Re: Education today ?

Posted: Wed Aug 22, 2012 1:39 am
by twinc
Ivellious wrote:The first quote by Darwin is actually helping me out...He bluntly states that he sees things, and concludes what they mean. Which is the proper order, is it not?

The second quote is explained in more detail if you actually read the rest of the chapter, or at least the segment on fossils, where he briefly says that he expects not to find every possible transitional state because the circumstances for creating an intact fossil from a living organism are rare. Also, since the book was written, paleontology has advanced greatly and fossil evidence has been found in droves. Just because at the time we hadn't done a ton of discovering in that field doesn't mean he was wrong to predict that more fossils would be found.
by the way according to pseudo,con,fake,fraud scientists droves = missing links are still missing - twinc

Re: Education today ?

Posted: Wed Aug 22, 2012 1:48 am
by twinc
Ivellious wrote:Yeah, but I have never heard someone emphatically say "wooow" as many times as Hovind does in this video.

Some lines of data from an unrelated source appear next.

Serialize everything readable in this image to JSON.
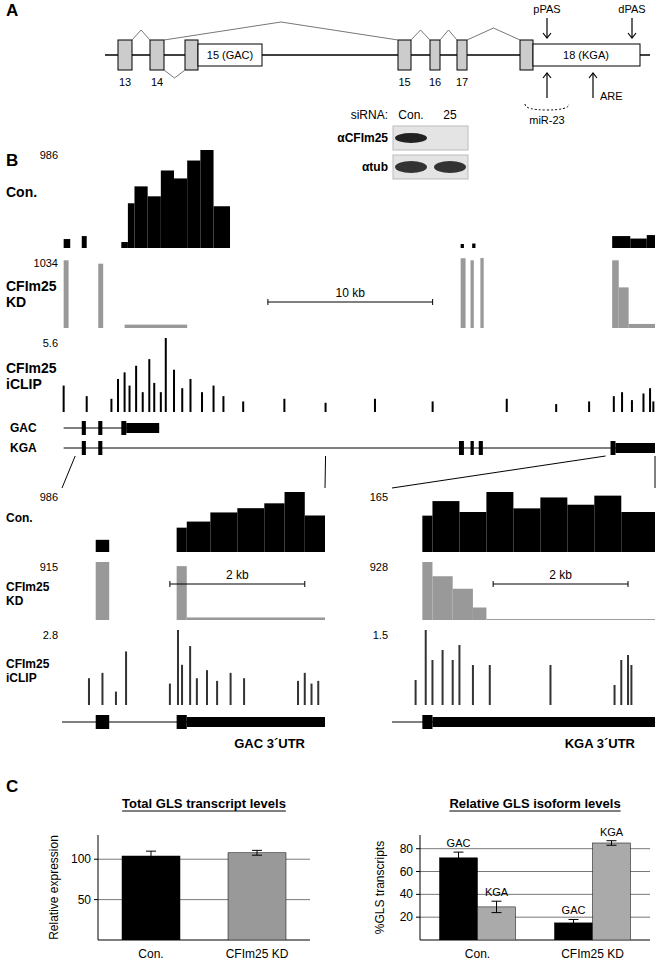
{
  "panel_labels": [
    "A",
    "B",
    "C"
  ],
  "gene_diagram": {
    "exon_numbers": [
      "13",
      "14",
      "15",
      "16",
      "17"
    ],
    "gac_exon": "15 (GAC)",
    "kga_exon": "18 (KGA)",
    "ppas": "pPAS",
    "dpas": "dPAS",
    "mir": "miR-23",
    "are": "ARE"
  },
  "blot": {
    "header": "siRNA:",
    "lanes": [
      "Con.",
      "25"
    ],
    "antibodies": [
      "αCFIm25",
      "αtub"
    ]
  },
  "browser": {
    "xlim": [
      0,
      36
    ],
    "scale_bar": {
      "label": "10 kb",
      "start": 12.5,
      "length": 10
    },
    "tracks": [
      {
        "name": "Con.",
        "max": 986,
        "color": "#000000",
        "segments": [
          [
            0.1,
            0.5,
            90
          ],
          [
            1.2,
            1.5,
            120
          ],
          [
            3.6,
            4.0,
            60
          ],
          [
            4.0,
            4.4,
            450
          ],
          [
            4.4,
            5.2,
            620
          ],
          [
            5.2,
            6.0,
            520
          ],
          [
            6.0,
            6.8,
            780
          ],
          [
            6.8,
            7.6,
            700
          ],
          [
            7.6,
            8.4,
            880
          ],
          [
            8.4,
            9.2,
            986
          ],
          [
            9.2,
            10.2,
            420
          ],
          [
            24.2,
            24.4,
            40
          ],
          [
            24.9,
            25.1,
            45
          ],
          [
            33.4,
            34.5,
            120
          ],
          [
            34.5,
            35.5,
            95
          ],
          [
            35.5,
            36,
            130
          ]
        ]
      },
      {
        "name": "CFIm25 KD",
        "max": 1034,
        "color": "#999999",
        "segments": [
          [
            0.1,
            0.4,
            1000
          ],
          [
            2.2,
            2.5,
            950
          ],
          [
            3.8,
            7.6,
            50
          ],
          [
            24.2,
            24.5,
            1030
          ],
          [
            24.8,
            25.0,
            1000
          ],
          [
            25.4,
            25.6,
            1034
          ],
          [
            33.4,
            33.8,
            1000
          ],
          [
            33.8,
            34.4,
            600
          ],
          [
            34.4,
            36,
            60
          ]
        ]
      },
      {
        "name": "CFIm25 iCLIP",
        "max": 5.6,
        "color": "#000000",
        "bars": [
          [
            0.1,
            2
          ],
          [
            1.5,
            1.2
          ],
          [
            3.0,
            1.0
          ],
          [
            3.4,
            2.5
          ],
          [
            3.8,
            3.0
          ],
          [
            4.1,
            2.0
          ],
          [
            4.5,
            3.5
          ],
          [
            4.9,
            1.5
          ],
          [
            5.3,
            4.0
          ],
          [
            5.6,
            2.2
          ],
          [
            6.0,
            1.5
          ],
          [
            6.3,
            5.6
          ],
          [
            6.8,
            3.2
          ],
          [
            7.3,
            1.8
          ],
          [
            7.8,
            2.5
          ],
          [
            8.5,
            1.5
          ],
          [
            9.2,
            2.0
          ],
          [
            9.8,
            1.2
          ],
          [
            11.0,
            0.8
          ],
          [
            13.5,
            1.0
          ],
          [
            16.0,
            0.7
          ],
          [
            19.0,
            1.0
          ],
          [
            22.5,
            0.8
          ],
          [
            27.0,
            1.0
          ],
          [
            30.0,
            0.6
          ],
          [
            32.0,
            0.8
          ],
          [
            33.5,
            1.2
          ],
          [
            34.0,
            1.5
          ],
          [
            34.6,
            0.9
          ],
          [
            35.3,
            1.4
          ],
          [
            35.7,
            1.8
          ],
          [
            35.9,
            0.8
          ]
        ]
      }
    ],
    "genes": [
      {
        "name": "GAC",
        "exons": [
          [
            1.2,
            1.45
          ],
          [
            2.2,
            2.45
          ],
          [
            3.6,
            3.9
          ]
        ],
        "utr": [
          [
            3.9,
            5.9
          ]
        ]
      },
      {
        "name": "KGA",
        "exons": [
          [
            1.2,
            1.45
          ],
          [
            2.2,
            2.45
          ],
          [
            24.1,
            24.4
          ],
          [
            24.8,
            25.0
          ],
          [
            25.3,
            25.55
          ],
          [
            33.3,
            33.6
          ]
        ],
        "utr": [
          [
            33.6,
            36
          ]
        ]
      }
    ]
  },
  "zooms": [
    {
      "xlim": [
        0,
        3.9
      ],
      "scale_bar": {
        "label": "2 kb",
        "start": 1.6,
        "length": 2
      },
      "tracks": [
        {
          "name": "Con.",
          "max": 986,
          "color": "#000000",
          "segments": [
            [
              0.5,
              0.7,
              200
            ],
            [
              1.7,
              1.85,
              400
            ],
            [
              1.85,
              2.2,
              500
            ],
            [
              2.2,
              2.6,
              650
            ],
            [
              2.6,
              3.0,
              720
            ],
            [
              3.0,
              3.3,
              800
            ],
            [
              3.3,
              3.6,
              986
            ],
            [
              3.6,
              3.9,
              600
            ]
          ]
        },
        {
          "name": "CFIm25 KD",
          "max": 915,
          "color": "#999999",
          "segments": [
            [
              0.5,
              0.7,
              915
            ],
            [
              1.7,
              1.85,
              850
            ],
            [
              1.85,
              3.9,
              40
            ]
          ]
        },
        {
          "name": "CFIm25 iCLIP",
          "max": 2.8,
          "color": "#333333",
          "bars": [
            [
              0.4,
              1.0
            ],
            [
              0.6,
              1.2
            ],
            [
              0.8,
              0.5
            ],
            [
              0.95,
              2.0
            ],
            [
              1.6,
              0.8
            ],
            [
              1.72,
              2.8
            ],
            [
              1.78,
              1.5
            ],
            [
              1.9,
              2.2
            ],
            [
              2.0,
              1.0
            ],
            [
              2.15,
              1.3
            ],
            [
              2.3,
              0.9
            ],
            [
              2.5,
              1.2
            ],
            [
              2.7,
              1.0
            ],
            [
              3.5,
              0.9
            ],
            [
              3.6,
              1.2
            ],
            [
              3.7,
              0.8
            ],
            [
              3.8,
              0.9
            ]
          ]
        }
      ],
      "gene": {
        "name": "GAC 3´UTR",
        "exons": [
          [
            0.5,
            0.7
          ],
          [
            1.7,
            1.85
          ]
        ],
        "utr": [
          [
            1.85,
            3.9
          ]
        ]
      }
    },
    {
      "xlim": [
        0,
        3.9
      ],
      "scale_bar": {
        "label": "2 kb",
        "start": 1.5,
        "length": 2
      },
      "tracks": [
        {
          "max": 165,
          "color": "#000000",
          "segments": [
            [
              0.45,
              0.6,
              100
            ],
            [
              0.6,
              1.0,
              140
            ],
            [
              1.0,
              1.4,
              110
            ],
            [
              1.4,
              1.8,
              165
            ],
            [
              1.8,
              2.2,
              120
            ],
            [
              2.2,
              2.6,
              150
            ],
            [
              2.6,
              3.0,
              130
            ],
            [
              3.0,
              3.4,
              155
            ],
            [
              3.4,
              3.9,
              110
            ]
          ]
        },
        {
          "max": 928,
          "color": "#999999",
          "segments": [
            [
              0.45,
              0.6,
              928
            ],
            [
              0.6,
              0.9,
              700
            ],
            [
              0.9,
              1.2,
              500
            ],
            [
              1.2,
              1.4,
              200
            ],
            [
              1.4,
              3.9,
              15
            ]
          ]
        },
        {
          "max": 1.5,
          "color": "#333333",
          "bars": [
            [
              0.35,
              0.5
            ],
            [
              0.5,
              1.5
            ],
            [
              0.6,
              0.9
            ],
            [
              0.75,
              1.1
            ],
            [
              0.9,
              0.9
            ],
            [
              1.0,
              1.2
            ],
            [
              1.2,
              0.8
            ],
            [
              1.45,
              0.8
            ],
            [
              2.35,
              0.8
            ],
            [
              3.3,
              0.4
            ],
            [
              3.4,
              0.9
            ],
            [
              3.5,
              1.0
            ],
            [
              3.55,
              0.8
            ]
          ]
        }
      ],
      "gene": {
        "name": "KGA 3´UTR",
        "exons": [
          [
            0.45,
            0.6
          ]
        ],
        "utr": [
          [
            0.6,
            3.9
          ]
        ]
      }
    }
  ],
  "chart_data": [
    {
      "type": "bar",
      "title": "Total GLS transcript levels",
      "categories": [
        "Con.",
        "CFIm25 KD"
      ],
      "values": [
        104,
        108
      ],
      "errors": [
        6,
        3
      ],
      "colors": [
        "#000000",
        "#999999"
      ],
      "y_label": "Relative expression",
      "ylim": [
        0,
        130
      ],
      "yticks": [
        50,
        100
      ],
      "grid": true
    },
    {
      "type": "bar",
      "title": "Relative GLS isoform levels",
      "categories": [
        "Con.",
        "CFIm25 KD"
      ],
      "series": [
        {
          "name": "GAC",
          "color": "#000000",
          "values": [
            72,
            15
          ],
          "errors": [
            5,
            3
          ]
        },
        {
          "name": "KGA",
          "color": "#aaaaaa",
          "values": [
            29,
            85
          ],
          "errors": [
            5,
            2
          ]
        }
      ],
      "y_label": "%GLS transcripts",
      "ylim": [
        0,
        92
      ],
      "yticks": [
        20,
        40,
        60,
        80
      ],
      "grid": true
    }
  ]
}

There are quite a few mistakes they make (likely intentionally) regarding science and science teaching in general. The most glaring to me was the assertion that evolution follows a "conclusion first, evidence later" approach. I couldn't disagree more. Evolution began as a collection of hypotheses developed mainly by Charles Darwin. The overarching Theory of Evolution was set, though it lacked a large amount of fossil evidence and the understanding of hereditary traits from genetics. Nevertheless, Darwin did predict that such things would be found.

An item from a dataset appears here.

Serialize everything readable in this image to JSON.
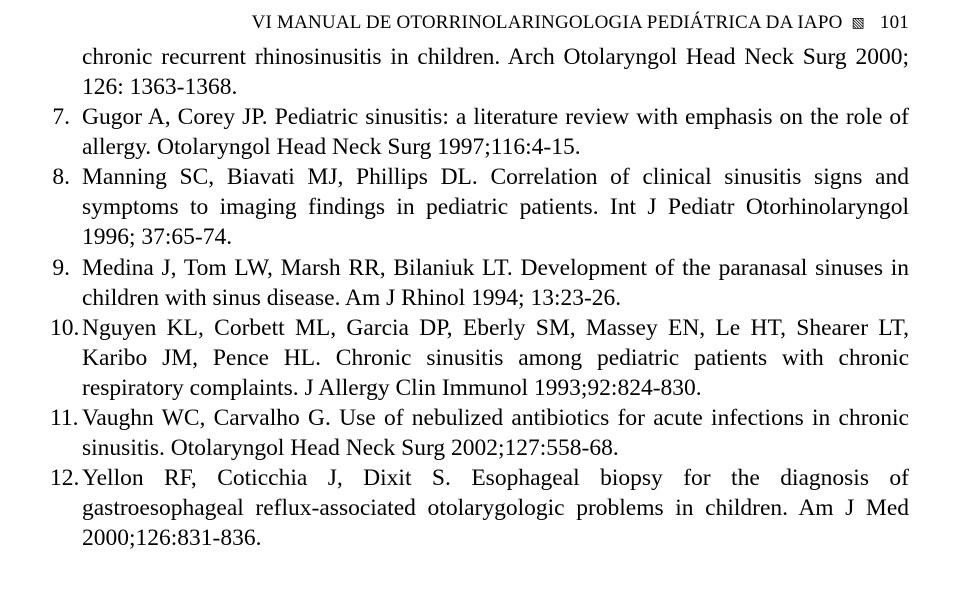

As scientists discovered genetics and inheritance of traits, this wasn't "evidence after the conclusion" in the sense that Hovind and Taylor make it out to be. While a conclusion had already been reached many years earlier, hardly anyone regarded it as a fully-formed theory of science. Only after genetics and fossil evidence turned out to back the proposed mechanisms and conclusions of evolution was it fully accepted. As far as fossil evidence today goes, they say that when scientists say it is "reasonable" to expect transitional forms to be found, they are wrong in saying that is bad science. It is a prediction, not hard evidence. Darwin and other scientists predicted that fossils would be found that back evolution. So far, they haven't really been wrong.

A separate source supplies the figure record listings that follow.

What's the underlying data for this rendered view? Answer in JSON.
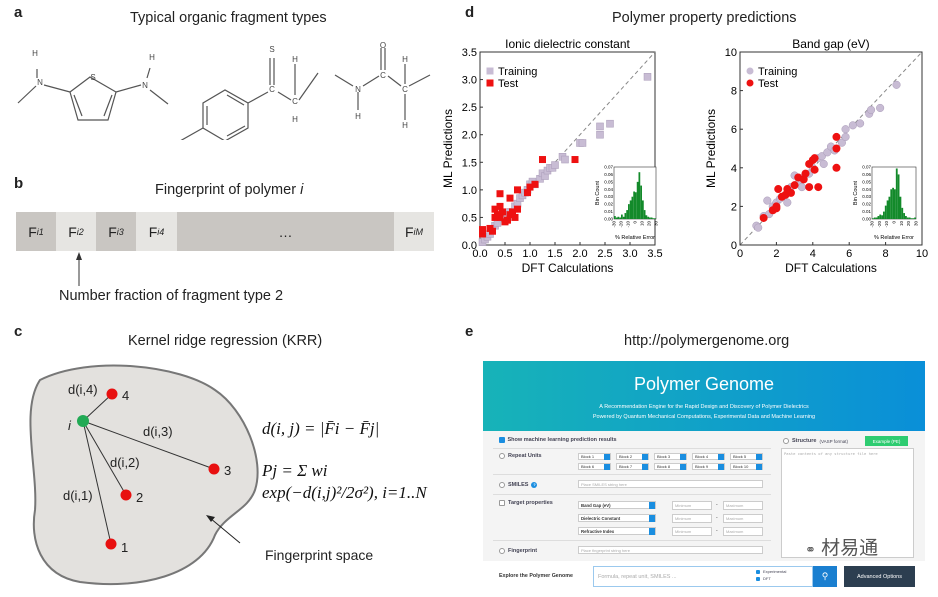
{
  "panels": {
    "a": {
      "letter": "a",
      "title": "Typical organic fragment types",
      "atoms": {
        "H": "H",
        "N": "N",
        "S": "S",
        "C": "C",
        "O": "O"
      }
    },
    "b": {
      "letter": "b",
      "title": "Fingerprint of polymer ",
      "title_var": "i",
      "cells": [
        {
          "F": "F",
          "sub": "i1"
        },
        {
          "F": "F",
          "sub": "i2"
        },
        {
          "F": "F",
          "sub": "i3"
        },
        {
          "F": "F",
          "sub": "i4"
        },
        {
          "F": "…",
          "sub": ""
        },
        {
          "F": "F",
          "sub": "iM"
        }
      ],
      "caption": "Number fraction of fragment type 2"
    },
    "c": {
      "letter": "c",
      "title": "Kernel ridge regression (KRR)",
      "points": {
        "i": "i",
        "p1": "1",
        "p2": "2",
        "p3": "3",
        "p4": "4"
      },
      "distances": {
        "d1": "d(i,1)",
        "d2": "d(i,2)",
        "d3": "d(i,3)",
        "d4": "d(i,4)"
      },
      "formula1": "d(i, j) = |F̄i − F̄j|",
      "formula2": "Pj = Σ wi exp(−d(i,j)²/2σ²), i=1..N",
      "space_label": "Fingerprint space",
      "colors": {
        "i": "#22aa55",
        "points": "#e81010"
      }
    },
    "d": {
      "letter": "d",
      "title": "Polymer property predictions"
    },
    "e": {
      "letter": "e",
      "title": "http://polymergenome.org"
    }
  },
  "chart_data": [
    {
      "type": "scatter",
      "title": "Ionic dielectric constant",
      "xlabel": "DFT Calculations",
      "ylabel": "ML Predictions",
      "xlim": [
        0,
        3.5
      ],
      "ylim": [
        0,
        3.5
      ],
      "ticks": [
        "0.0",
        "0.5",
        "1.0",
        "1.5",
        "2.0",
        "2.5",
        "3.0",
        "3.5"
      ],
      "marker": "square",
      "legend_position": "top-left",
      "diagonal": true,
      "series": [
        {
          "name": "Training",
          "color": "#c8bcd4",
          "points": [
            [
              0.05,
              0.05
            ],
            [
              0.1,
              0.1
            ],
            [
              0.15,
              0.15
            ],
            [
              0.2,
              0.2
            ],
            [
              0.3,
              0.35
            ],
            [
              0.35,
              0.4
            ],
            [
              0.45,
              0.5
            ],
            [
              0.5,
              0.55
            ],
            [
              0.55,
              0.5
            ],
            [
              0.6,
              0.6
            ],
            [
              0.7,
              0.7
            ],
            [
              0.75,
              0.75
            ],
            [
              0.8,
              0.85
            ],
            [
              0.85,
              0.9
            ],
            [
              0.9,
              0.95
            ],
            [
              0.95,
              1.0
            ],
            [
              1.0,
              1.1
            ],
            [
              1.05,
              1.15
            ],
            [
              1.1,
              1.1
            ],
            [
              1.2,
              1.2
            ],
            [
              1.25,
              1.3
            ],
            [
              1.3,
              1.25
            ],
            [
              1.35,
              1.35
            ],
            [
              1.4,
              1.4
            ],
            [
              1.45,
              1.4
            ],
            [
              1.5,
              1.45
            ],
            [
              1.65,
              1.6
            ],
            [
              1.7,
              1.55
            ],
            [
              2.0,
              1.85
            ],
            [
              2.05,
              1.85
            ],
            [
              2.4,
              2.0
            ],
            [
              2.4,
              2.15
            ],
            [
              2.6,
              2.2
            ],
            [
              3.35,
              3.05
            ]
          ]
        },
        {
          "name": "Test",
          "color": "#ee1111",
          "points": [
            [
              0.05,
              0.2
            ],
            [
              0.05,
              0.28
            ],
            [
              0.2,
              0.3
            ],
            [
              0.25,
              0.25
            ],
            [
              0.3,
              0.5
            ],
            [
              0.3,
              0.65
            ],
            [
              0.35,
              0.55
            ],
            [
              0.4,
              0.7
            ],
            [
              0.4,
              0.93
            ],
            [
              0.4,
              0.5
            ],
            [
              0.45,
              0.6
            ],
            [
              0.5,
              0.42
            ],
            [
              0.55,
              0.45
            ],
            [
              0.6,
              0.55
            ],
            [
              0.6,
              0.85
            ],
            [
              0.65,
              0.6
            ],
            [
              0.7,
              0.5
            ],
            [
              0.75,
              1.0
            ],
            [
              0.75,
              0.65
            ],
            [
              0.95,
              0.95
            ],
            [
              1.0,
              1.05
            ],
            [
              1.1,
              1.1
            ],
            [
              1.25,
              1.55
            ],
            [
              1.9,
              1.55
            ]
          ]
        }
      ],
      "inset": {
        "type": "bar",
        "xlabel": "% Relative Error",
        "ylabel": "Bin Count",
        "xlim": [
          -30,
          30
        ],
        "ylim": [
          0,
          0.07
        ],
        "yticks": [
          "0.00",
          "0.01",
          "0.02",
          "0.03",
          "0.04",
          "0.05",
          "0.06",
          "0.07"
        ],
        "xticks": [
          "-30",
          "-20",
          "-10",
          "0",
          "10",
          "20",
          "30"
        ],
        "color": "#138a2a",
        "bin_start": -30,
        "bin_width": 2.5,
        "values": [
          0.004,
          0.002,
          0.003,
          0.002,
          0.006,
          0.003,
          0.008,
          0.012,
          0.02,
          0.025,
          0.03,
          0.037,
          0.036,
          0.05,
          0.063,
          0.045,
          0.025,
          0.012,
          0.005,
          0.003,
          0.002,
          0.002,
          0.001,
          0.001
        ]
      }
    },
    {
      "type": "scatter",
      "title": "Band gap (eV)",
      "xlabel": "DFT Calculations",
      "ylabel": "ML Predictions",
      "xlim": [
        0,
        10
      ],
      "ylim": [
        0,
        10
      ],
      "ticks": [
        "0",
        "2",
        "4",
        "6",
        "8",
        "10"
      ],
      "marker": "circle",
      "legend_position": "top-left",
      "diagonal": true,
      "series": [
        {
          "name": "Training",
          "color": "#c8bcd4",
          "points": [
            [
              0.9,
              1.0
            ],
            [
              1.0,
              0.9
            ],
            [
              1.3,
              1.5
            ],
            [
              1.5,
              2.3
            ],
            [
              1.6,
              1.6
            ],
            [
              1.8,
              2.0
            ],
            [
              2.0,
              2.2
            ],
            [
              2.2,
              2.4
            ],
            [
              2.5,
              2.6
            ],
            [
              2.8,
              3.0
            ],
            [
              3.0,
              3.6
            ],
            [
              3.2,
              3.2
            ],
            [
              3.5,
              3.5
            ],
            [
              3.8,
              3.7
            ],
            [
              4.0,
              4.0
            ],
            [
              4.3,
              4.5
            ],
            [
              4.5,
              4.6
            ],
            [
              4.8,
              4.8
            ],
            [
              5.0,
              5.1
            ],
            [
              5.2,
              4.9
            ],
            [
              5.6,
              5.3
            ],
            [
              5.8,
              5.6
            ],
            [
              5.8,
              6.0
            ],
            [
              6.2,
              6.2
            ],
            [
              6.6,
              6.3
            ],
            [
              7.1,
              6.8
            ],
            [
              7.2,
              7.0
            ],
            [
              7.7,
              7.1
            ],
            [
              8.6,
              8.3
            ],
            [
              2.6,
              2.2
            ],
            [
              3.4,
              3.0
            ],
            [
              4.6,
              4.2
            ]
          ]
        },
        {
          "name": "Test",
          "color": "#ee1111",
          "points": [
            [
              1.3,
              1.4
            ],
            [
              1.8,
              1.8
            ],
            [
              2.0,
              1.9
            ],
            [
              2.0,
              2.0
            ],
            [
              2.1,
              2.9
            ],
            [
              2.3,
              2.5
            ],
            [
              2.5,
              2.6
            ],
            [
              2.6,
              2.9
            ],
            [
              2.8,
              2.7
            ],
            [
              3.0,
              3.1
            ],
            [
              3.2,
              3.5
            ],
            [
              3.5,
              3.4
            ],
            [
              3.6,
              3.7
            ],
            [
              3.8,
              3.0
            ],
            [
              3.8,
              4.2
            ],
            [
              4.0,
              4.4
            ],
            [
              4.1,
              4.5
            ],
            [
              4.1,
              3.9
            ],
            [
              4.3,
              3.0
            ],
            [
              5.3,
              5.6
            ],
            [
              5.3,
              5.0
            ],
            [
              5.3,
              4.0
            ]
          ]
        }
      ],
      "inset": {
        "type": "bar",
        "xlabel": "% Relative Error",
        "ylabel": "Bin Count",
        "xlim": [
          -30,
          30
        ],
        "ylim": [
          0,
          0.07
        ],
        "yticks": [
          "0.00",
          "0.01",
          "0.02",
          "0.03",
          "0.04",
          "0.05",
          "0.06",
          "0.07"
        ],
        "xticks": [
          "-30",
          "-20",
          "-10",
          "0",
          "10",
          "20",
          "30"
        ],
        "color": "#138a2a",
        "bin_start": -30,
        "bin_width": 2.5,
        "values": [
          0.001,
          0.002,
          0.002,
          0.004,
          0.006,
          0.005,
          0.01,
          0.018,
          0.025,
          0.03,
          0.04,
          0.042,
          0.04,
          0.068,
          0.06,
          0.03,
          0.015,
          0.008,
          0.004,
          0.002,
          0.002,
          0.001,
          0.001,
          0.002
        ]
      }
    }
  ],
  "web": {
    "title": "Polymer Genome",
    "subtitle1": "A Recommendation Engine for the Rapid Design and Discovery of Polymer Dielectrics",
    "subtitle2": "Powered by Quantum Mechanical Computations, Experimental Data and Machine Learning",
    "show_ml": "Show machine learning prediction results",
    "repeat_units": "Repeat Units",
    "blocks": [
      "Block 1",
      "Block 2",
      "Block 3",
      "Block 4",
      "Block 5",
      "Block 6",
      "Block 7",
      "Block 8",
      "Block 9",
      "Block 10"
    ],
    "smiles": "SMILES",
    "smiles_placeholder": "Place SMILES string here",
    "target": "Target properties",
    "properties": [
      "Band Gap (eV)",
      "Dielectric Constant",
      "Refractive Index"
    ],
    "min_placeholder": "Minimum",
    "max_placeholder": "Maximum",
    "dash": "-",
    "fingerprint": "Fingerprint",
    "fingerprint_placeholder": "Place fingerprint string here",
    "structure": "Structure",
    "structure_format": "(VASP format)",
    "example": "Example (PE)",
    "structure_placeholder": "Paste contents of any structure file here",
    "explore": "Explore the Polymer Genome",
    "search_placeholder": "Formula, repeat unit, SMILES ...",
    "opt_experimental": "Experimental",
    "opt_dft": "DFT",
    "advanced": "Advanced Options",
    "watermark": "材易通",
    "colors": {
      "header_start": "#17b3b8",
      "header_end": "#0a8fd8",
      "accent": "#1a8ee0",
      "example": "#2ecc71",
      "advanced": "#2c3e50"
    }
  }
}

And yeah, I almost felt like hurting myself after he started talking about the "evidence" for a global flood and a young Earth in the video and the article rick posted. ou want bad science? That's what you should be looking at.
naturally of course according to pseudo,con,fake,fraud evolution science droves of transitional forms = missing links are still missing and according to how I read it genetics refutes evolution that never was or could be - twinc

Re: Education today ?

Posted: Wed Aug 22, 2012 11:05 am
by Murray
My science teachers in virginia were actually very good at teaching evolution. They always started with something like "i am not up here to change your beliefs or force you to believe something, i'm not challenging what you're taught on sunday". And my oceanography teacher went to my church and was a very kind godly man, teaching evolution does not make anyone less of a christian, it just means they may believe god works in different ways.

Honestly you cannot teach creation, it's largely faith with a base in some portions of science. Teaching creation would require teachers to say "god created us" which of course with school being government funded would violate the 1st amendment.